Friday, October 22, 2004

Rearranging of Thoughts

we can never return to our natural state of enlightenment by the rearranging of our thoughts: psychological mutation. We must actually change what we are, our basic identity, and thus leave thought aside. We return to our true state, that of seeing rather than thinking. But how? The trap is almost foolproof. Any effort on our part is just more thinking, an unreal self trying to catch it's tail, going ever faster until it flies up its own you know what. Some teachers tell us that earnestness is the key, that we must become so earnest in our search that we become a living vector towards truth. True, but definitely the exception to the rule. For most of us this lies farther down the road, and a little convincing might be in order first.

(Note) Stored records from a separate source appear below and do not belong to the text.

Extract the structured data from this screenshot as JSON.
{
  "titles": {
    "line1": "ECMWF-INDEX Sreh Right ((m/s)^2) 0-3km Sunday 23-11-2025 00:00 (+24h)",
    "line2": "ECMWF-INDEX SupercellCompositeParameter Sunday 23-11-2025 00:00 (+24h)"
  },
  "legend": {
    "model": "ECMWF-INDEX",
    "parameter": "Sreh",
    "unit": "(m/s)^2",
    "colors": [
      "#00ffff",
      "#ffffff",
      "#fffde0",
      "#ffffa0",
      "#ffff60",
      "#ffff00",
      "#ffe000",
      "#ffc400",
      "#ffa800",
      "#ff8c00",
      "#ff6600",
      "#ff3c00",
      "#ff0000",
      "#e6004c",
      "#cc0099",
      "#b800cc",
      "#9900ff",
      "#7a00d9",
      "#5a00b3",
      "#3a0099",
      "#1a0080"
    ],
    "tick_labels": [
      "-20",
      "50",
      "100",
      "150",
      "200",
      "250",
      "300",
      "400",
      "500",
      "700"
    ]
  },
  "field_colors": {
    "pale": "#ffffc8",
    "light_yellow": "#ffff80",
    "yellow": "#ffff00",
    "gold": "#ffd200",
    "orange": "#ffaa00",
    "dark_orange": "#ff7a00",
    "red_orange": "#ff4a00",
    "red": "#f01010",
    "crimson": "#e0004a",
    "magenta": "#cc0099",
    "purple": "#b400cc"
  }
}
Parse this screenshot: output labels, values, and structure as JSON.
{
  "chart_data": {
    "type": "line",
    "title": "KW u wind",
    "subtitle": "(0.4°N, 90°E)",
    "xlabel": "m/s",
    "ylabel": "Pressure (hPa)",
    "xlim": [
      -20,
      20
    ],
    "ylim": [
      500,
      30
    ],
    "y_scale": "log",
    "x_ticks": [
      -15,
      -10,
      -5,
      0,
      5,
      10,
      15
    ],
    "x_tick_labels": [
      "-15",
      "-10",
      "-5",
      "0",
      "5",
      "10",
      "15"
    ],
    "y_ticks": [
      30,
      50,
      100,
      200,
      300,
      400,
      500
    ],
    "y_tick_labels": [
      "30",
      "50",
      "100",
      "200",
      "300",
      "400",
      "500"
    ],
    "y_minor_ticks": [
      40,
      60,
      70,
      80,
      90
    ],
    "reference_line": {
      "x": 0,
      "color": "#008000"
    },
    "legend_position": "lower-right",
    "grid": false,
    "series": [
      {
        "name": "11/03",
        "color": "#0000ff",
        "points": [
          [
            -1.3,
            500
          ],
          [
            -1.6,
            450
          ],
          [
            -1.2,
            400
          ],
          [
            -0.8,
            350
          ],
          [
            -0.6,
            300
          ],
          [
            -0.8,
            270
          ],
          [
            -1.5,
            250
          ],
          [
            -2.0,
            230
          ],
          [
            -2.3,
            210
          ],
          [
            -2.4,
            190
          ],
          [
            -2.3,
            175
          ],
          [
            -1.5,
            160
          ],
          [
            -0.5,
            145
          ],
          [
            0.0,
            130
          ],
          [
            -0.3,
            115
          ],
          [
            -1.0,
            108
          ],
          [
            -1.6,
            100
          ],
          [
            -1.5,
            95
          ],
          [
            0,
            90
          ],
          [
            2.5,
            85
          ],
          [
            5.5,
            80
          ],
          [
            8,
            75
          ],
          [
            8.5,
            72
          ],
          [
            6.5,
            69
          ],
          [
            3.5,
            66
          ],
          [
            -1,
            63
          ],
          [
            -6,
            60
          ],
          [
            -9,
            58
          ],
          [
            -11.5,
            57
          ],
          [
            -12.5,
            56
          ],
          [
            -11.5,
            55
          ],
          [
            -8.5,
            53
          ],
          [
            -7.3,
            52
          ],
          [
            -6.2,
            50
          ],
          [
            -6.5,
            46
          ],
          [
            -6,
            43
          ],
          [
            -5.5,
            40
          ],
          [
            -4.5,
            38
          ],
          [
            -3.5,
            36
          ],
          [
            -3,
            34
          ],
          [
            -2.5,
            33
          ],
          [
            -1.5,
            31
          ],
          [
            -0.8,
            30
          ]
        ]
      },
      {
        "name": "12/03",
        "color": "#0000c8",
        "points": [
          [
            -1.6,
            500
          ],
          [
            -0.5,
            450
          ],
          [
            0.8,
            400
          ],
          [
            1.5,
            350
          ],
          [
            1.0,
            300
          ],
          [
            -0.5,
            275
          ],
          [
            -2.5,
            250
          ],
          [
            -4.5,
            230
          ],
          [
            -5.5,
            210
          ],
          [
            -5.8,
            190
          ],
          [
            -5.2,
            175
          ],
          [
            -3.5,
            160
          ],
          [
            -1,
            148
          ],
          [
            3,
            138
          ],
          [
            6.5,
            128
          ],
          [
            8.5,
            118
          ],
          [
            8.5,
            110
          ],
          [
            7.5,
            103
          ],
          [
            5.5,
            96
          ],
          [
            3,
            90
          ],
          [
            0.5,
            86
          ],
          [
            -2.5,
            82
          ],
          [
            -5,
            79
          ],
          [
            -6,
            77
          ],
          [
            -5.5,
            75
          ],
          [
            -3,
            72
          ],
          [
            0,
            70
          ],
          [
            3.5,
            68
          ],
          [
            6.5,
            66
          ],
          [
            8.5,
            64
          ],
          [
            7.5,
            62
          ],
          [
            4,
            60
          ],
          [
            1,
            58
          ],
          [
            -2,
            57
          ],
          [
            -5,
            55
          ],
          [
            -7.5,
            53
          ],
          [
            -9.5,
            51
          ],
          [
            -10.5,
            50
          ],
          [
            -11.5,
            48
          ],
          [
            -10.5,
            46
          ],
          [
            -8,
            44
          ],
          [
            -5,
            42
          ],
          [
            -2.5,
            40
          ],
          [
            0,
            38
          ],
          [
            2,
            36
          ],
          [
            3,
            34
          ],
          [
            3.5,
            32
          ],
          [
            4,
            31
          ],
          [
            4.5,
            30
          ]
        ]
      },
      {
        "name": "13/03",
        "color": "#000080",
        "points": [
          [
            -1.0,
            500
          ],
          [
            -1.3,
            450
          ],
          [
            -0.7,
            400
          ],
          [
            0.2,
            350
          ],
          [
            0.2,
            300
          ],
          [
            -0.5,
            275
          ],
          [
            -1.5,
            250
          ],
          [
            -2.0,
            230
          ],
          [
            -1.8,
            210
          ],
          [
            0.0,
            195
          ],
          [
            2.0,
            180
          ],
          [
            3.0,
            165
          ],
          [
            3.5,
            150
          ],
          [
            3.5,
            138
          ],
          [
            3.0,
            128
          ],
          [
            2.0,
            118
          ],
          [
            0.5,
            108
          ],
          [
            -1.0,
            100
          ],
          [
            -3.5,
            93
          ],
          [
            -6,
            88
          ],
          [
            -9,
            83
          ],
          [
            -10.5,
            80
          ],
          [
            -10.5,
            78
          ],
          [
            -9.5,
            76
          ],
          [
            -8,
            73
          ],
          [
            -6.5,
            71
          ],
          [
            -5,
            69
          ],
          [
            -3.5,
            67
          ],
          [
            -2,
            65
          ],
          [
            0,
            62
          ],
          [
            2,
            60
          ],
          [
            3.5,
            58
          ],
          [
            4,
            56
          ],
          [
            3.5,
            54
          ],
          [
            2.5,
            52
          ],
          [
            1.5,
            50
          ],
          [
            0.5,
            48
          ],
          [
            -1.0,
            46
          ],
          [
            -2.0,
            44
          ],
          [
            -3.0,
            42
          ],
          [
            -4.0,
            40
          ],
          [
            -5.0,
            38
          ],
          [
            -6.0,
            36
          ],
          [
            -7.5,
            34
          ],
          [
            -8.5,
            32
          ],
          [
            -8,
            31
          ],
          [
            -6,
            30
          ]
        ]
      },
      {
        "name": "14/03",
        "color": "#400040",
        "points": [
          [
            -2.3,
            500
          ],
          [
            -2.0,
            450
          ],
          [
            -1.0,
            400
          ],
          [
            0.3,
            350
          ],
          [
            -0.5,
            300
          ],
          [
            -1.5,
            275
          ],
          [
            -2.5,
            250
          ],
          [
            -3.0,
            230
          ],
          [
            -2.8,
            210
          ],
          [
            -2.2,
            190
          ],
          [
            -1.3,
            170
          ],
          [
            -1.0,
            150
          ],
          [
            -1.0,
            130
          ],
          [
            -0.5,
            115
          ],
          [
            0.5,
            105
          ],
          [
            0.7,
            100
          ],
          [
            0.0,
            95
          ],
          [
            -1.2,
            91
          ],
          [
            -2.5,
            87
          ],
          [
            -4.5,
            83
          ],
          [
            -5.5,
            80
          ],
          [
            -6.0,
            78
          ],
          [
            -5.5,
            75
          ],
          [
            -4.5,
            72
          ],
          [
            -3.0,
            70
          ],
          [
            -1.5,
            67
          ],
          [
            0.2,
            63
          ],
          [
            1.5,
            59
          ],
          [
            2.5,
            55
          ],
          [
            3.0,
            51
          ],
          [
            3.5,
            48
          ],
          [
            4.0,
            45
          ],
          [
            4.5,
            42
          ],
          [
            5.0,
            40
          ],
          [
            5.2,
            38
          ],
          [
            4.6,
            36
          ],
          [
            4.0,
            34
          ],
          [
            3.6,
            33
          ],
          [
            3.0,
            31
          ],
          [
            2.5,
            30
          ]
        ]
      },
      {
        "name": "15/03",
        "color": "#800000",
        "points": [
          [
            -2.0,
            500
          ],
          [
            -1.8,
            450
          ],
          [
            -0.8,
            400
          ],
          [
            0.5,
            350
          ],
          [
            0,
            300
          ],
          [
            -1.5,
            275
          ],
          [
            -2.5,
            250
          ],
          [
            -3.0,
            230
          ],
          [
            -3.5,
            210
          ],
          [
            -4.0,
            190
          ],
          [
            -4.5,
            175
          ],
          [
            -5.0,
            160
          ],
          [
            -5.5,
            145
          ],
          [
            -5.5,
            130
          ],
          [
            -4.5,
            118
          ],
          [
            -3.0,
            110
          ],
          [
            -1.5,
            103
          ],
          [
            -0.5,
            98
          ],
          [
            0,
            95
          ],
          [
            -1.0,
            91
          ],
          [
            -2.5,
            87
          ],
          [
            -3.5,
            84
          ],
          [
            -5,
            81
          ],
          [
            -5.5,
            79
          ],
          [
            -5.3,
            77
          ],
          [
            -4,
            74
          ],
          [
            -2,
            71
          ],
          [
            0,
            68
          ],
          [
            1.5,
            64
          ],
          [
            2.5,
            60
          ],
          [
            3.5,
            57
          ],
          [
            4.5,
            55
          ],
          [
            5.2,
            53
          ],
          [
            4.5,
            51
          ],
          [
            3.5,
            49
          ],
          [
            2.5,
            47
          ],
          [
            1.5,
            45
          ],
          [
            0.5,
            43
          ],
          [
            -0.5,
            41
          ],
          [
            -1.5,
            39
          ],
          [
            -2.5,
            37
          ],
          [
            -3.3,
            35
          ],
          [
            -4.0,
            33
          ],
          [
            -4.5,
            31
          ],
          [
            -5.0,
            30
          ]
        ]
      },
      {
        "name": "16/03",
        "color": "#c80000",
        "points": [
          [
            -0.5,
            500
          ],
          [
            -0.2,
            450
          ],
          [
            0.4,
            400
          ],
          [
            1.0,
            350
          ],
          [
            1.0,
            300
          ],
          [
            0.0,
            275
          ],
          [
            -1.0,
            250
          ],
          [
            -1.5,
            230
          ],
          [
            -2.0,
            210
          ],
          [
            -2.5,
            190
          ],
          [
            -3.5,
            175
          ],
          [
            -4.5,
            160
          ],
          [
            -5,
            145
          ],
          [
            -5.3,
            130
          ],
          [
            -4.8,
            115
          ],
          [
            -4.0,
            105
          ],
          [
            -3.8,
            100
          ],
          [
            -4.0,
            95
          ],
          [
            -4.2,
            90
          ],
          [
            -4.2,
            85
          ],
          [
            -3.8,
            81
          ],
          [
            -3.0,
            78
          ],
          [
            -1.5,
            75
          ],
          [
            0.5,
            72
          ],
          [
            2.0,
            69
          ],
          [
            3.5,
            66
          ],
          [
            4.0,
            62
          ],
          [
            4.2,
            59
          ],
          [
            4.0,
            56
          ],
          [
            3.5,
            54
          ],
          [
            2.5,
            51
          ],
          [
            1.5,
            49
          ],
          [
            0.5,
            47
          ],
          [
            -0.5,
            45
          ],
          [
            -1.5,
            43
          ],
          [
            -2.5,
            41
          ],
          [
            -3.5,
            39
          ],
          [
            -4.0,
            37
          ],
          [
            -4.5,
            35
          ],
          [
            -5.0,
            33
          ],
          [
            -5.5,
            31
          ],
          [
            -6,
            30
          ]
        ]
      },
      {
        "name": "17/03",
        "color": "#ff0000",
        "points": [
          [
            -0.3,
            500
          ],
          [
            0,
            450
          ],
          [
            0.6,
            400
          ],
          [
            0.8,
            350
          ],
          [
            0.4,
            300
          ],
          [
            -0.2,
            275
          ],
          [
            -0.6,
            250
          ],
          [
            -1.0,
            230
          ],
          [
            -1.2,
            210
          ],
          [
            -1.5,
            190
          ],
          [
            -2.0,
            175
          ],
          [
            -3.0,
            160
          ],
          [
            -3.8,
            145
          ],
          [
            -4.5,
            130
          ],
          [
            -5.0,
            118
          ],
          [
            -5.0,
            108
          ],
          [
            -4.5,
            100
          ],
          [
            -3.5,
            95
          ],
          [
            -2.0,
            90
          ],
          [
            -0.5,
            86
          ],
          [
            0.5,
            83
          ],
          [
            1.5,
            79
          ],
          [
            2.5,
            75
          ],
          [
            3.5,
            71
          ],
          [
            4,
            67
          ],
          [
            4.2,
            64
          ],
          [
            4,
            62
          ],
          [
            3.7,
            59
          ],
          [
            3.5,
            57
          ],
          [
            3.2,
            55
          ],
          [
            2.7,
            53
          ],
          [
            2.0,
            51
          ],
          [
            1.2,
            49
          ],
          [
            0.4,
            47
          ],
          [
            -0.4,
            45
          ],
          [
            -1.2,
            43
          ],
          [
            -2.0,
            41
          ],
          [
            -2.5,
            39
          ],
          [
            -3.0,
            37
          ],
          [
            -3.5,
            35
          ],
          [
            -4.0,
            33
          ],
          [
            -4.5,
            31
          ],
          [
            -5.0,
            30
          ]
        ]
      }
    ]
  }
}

Now, if your goal is just to be a better person and get by as best you can, this all might not make sense, but if you've had the intuition that life, in thought alone, is a zero-sum game, let's take a look at the basis of our man's dilemma. He has, first off, become lost in thought, and secondly, believes that more thought will somehow release him. His ego has split itself into several objects. One is the judging, critical man who resolves to change, and dumps all problems on the heads of the others, including his false selves. These unlucky saps are the pairs of polar opposite selves, including the everyday man of action, whom he calls his 'false self', and its twin illusion, the 'real self' he aspires to, projected as innocent, perfect, and always just out of sight. The common ground of this menagerie is thought. All are patterns of thought. In any valid sentence structure we have a subject, an object, and a verb. It is the same in our man with one difference: he is lacking the verb, and changes from subject to object at the drop of a hat. The subject/object is the ego, or self, which splits and changes according to circumstance, and the missing verb is our basic seeing, the observer.